While the FDA approved GLP-1RAs for all children 12 and older with obesity, access to these medications remains a barrier underscoring the need to be thoughtful and selective in identifying which patients are most likely to benefit from these therapies.
“Our goal is to ensure that these powerful medications are used in a way that maximizes benefit and minimizes harm. By being selective, we aim to allocate resources responsibly and advocate for the patients most in need” says Dr. Hassan.
“GLP-1RAs are costly and in short supply,” Dr. Hassan notes, adding that most patients with MASLD also have multiple comorbidities, such as prediabetes, insulin resistance and hypertension.
Why it matters: Making haste to identify MASLD
The American Academy of Pediatrics (AAP) currently recommends screening children ages 9 to 11 if they are overweight, obese or have a family history of the disease.
“We are seeing MASLD earlier and earlier in children,” Dr. Hassan says. “This disease is usually silent until it’s not. If it develops into cirrhosis, it can set a child on the path to a liver transplant as an adult. Diagnosing MASLD early provides a critical opportunity for intervention before irreversible liver damage occurs”

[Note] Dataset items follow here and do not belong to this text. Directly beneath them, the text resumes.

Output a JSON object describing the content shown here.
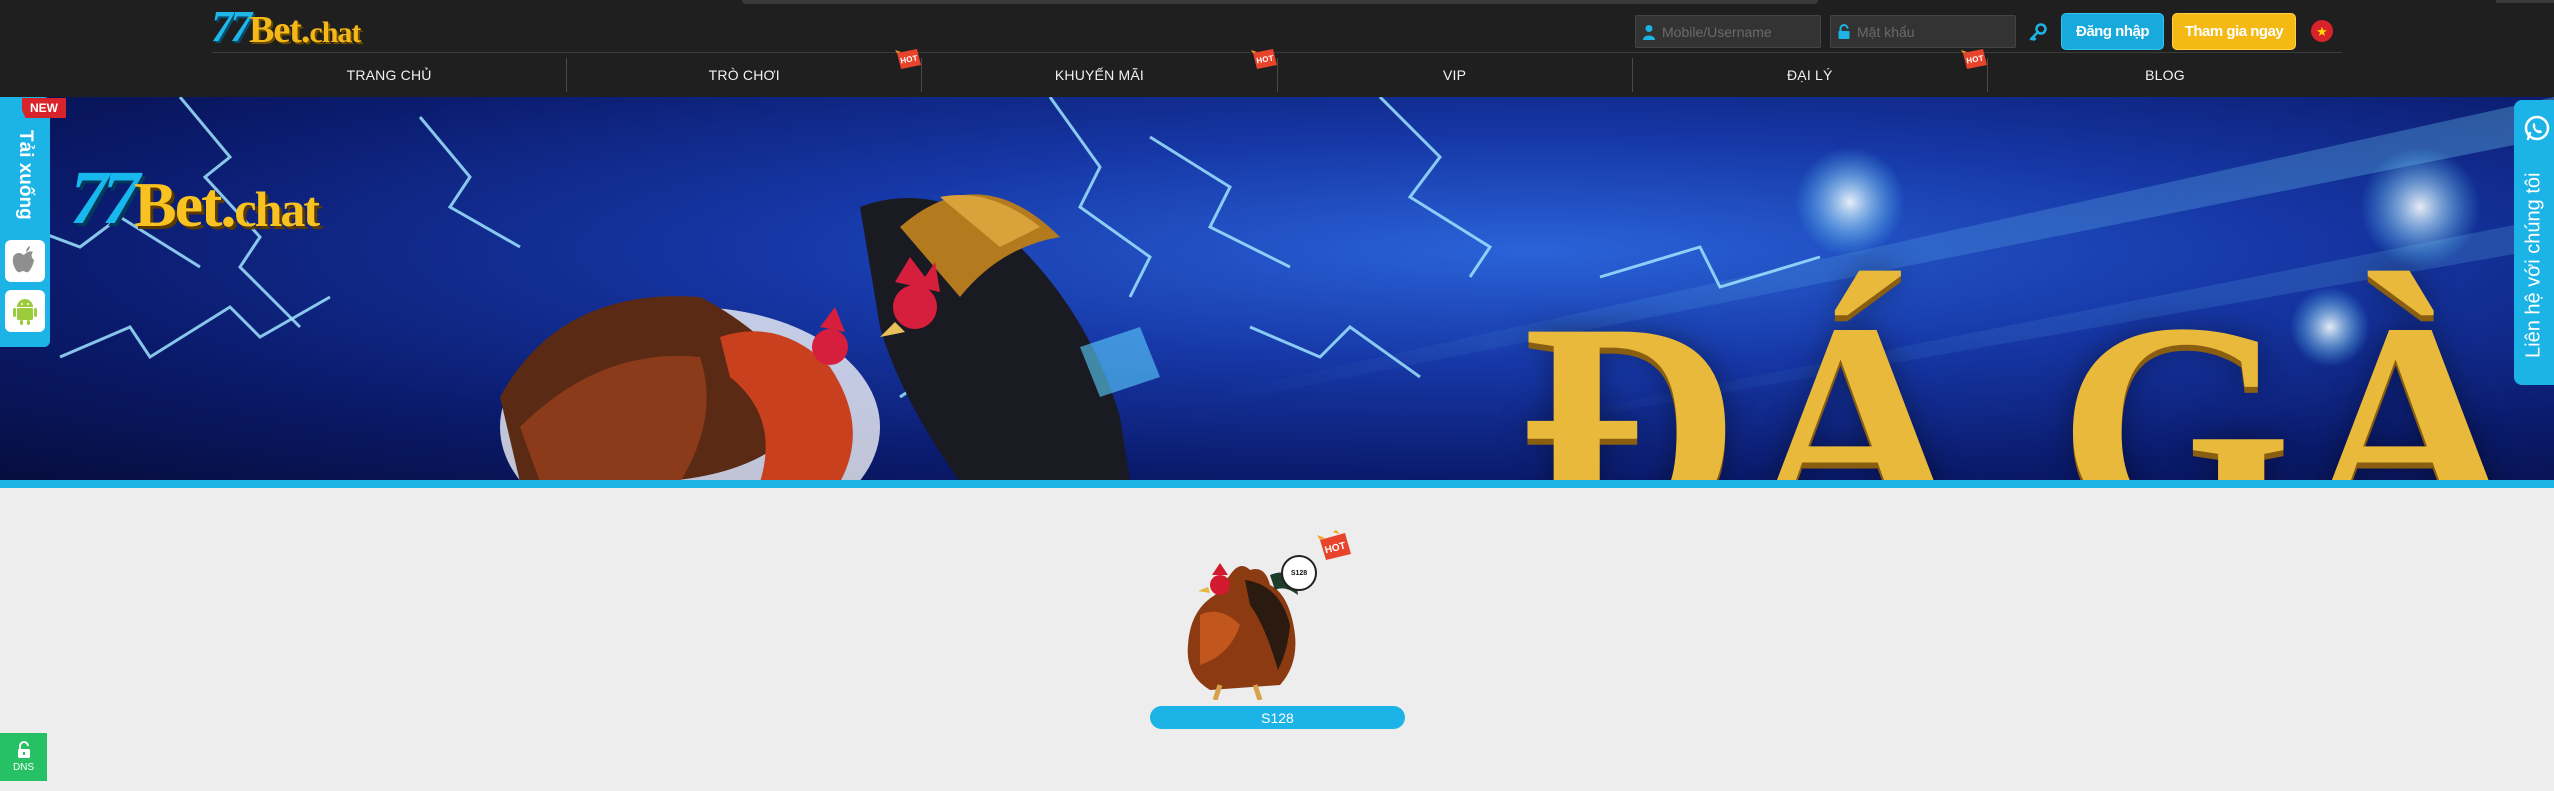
{
  "header": {
    "logo": {
      "number": "77",
      "brand": "Bet.",
      "suffix": "chat"
    },
    "username_placeholder": "Mobile/Username",
    "password_placeholder": "Mật khẩu",
    "login_label": "Đăng nhập",
    "join_label": "Tham gia ngay",
    "language_flag": "vn-flag-icon",
    "colors": {
      "accent": "#1cb3e6",
      "gold": "#f5b914",
      "background": "#1f1f1f"
    }
  },
  "nav": {
    "items": [
      {
        "label": "TRANG CHỦ",
        "hot": false
      },
      {
        "label": "TRÒ CHƠI",
        "hot": true
      },
      {
        "label": "KHUYẾN MÃI",
        "hot": true
      },
      {
        "label": "VIP",
        "hot": false
      },
      {
        "label": "ĐẠI LÝ",
        "hot": true
      },
      {
        "label": "BLOG",
        "hot": false
      }
    ],
    "hot_badge_text": "HOT"
  },
  "banner": {
    "logo": {
      "number": "77",
      "brand": "Bet.",
      "suffix": "chat"
    },
    "title": "ĐÁ GÀ"
  },
  "side": {
    "new_badge": "NEW",
    "download_label": "Tải xuống",
    "contact_label": "Liên hệ với chúng tôi"
  },
  "games": [
    {
      "label": "S128",
      "logo_text": "S128",
      "hot": true
    }
  ],
  "dns_label": "DNS"
}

Sometimes screening for MASLD reveals elevated levels of the liver enzyme alanine aminotransferase (ALT). Identifying these patients also helps stratify risk, prompting more frequent monitoring or referrals to pediatric hepatology if their levels do not come down after 6 months of diet and exercise.
Multidisciplinary care at Children’s Health for complex liver disease
The Pediatric Liver Disease Center at Children’s Health specializes in caring for adolescents with MASLD who need GLP-1RAs medications. The multidisciplinary team includes a hepatologist and registered dietitian. Additional services within this center include psychology care and social work to help guide long-term lifestyle changes with these medications.
“Many of the patients referred to us are frustrated because they are unable to lose weight to manage MASLD with diet and exercise alone,” Dr. Hassan says. “We think the future is bright with GLP-1RAs. We just need to make them available for everybody in an equitable fashion.”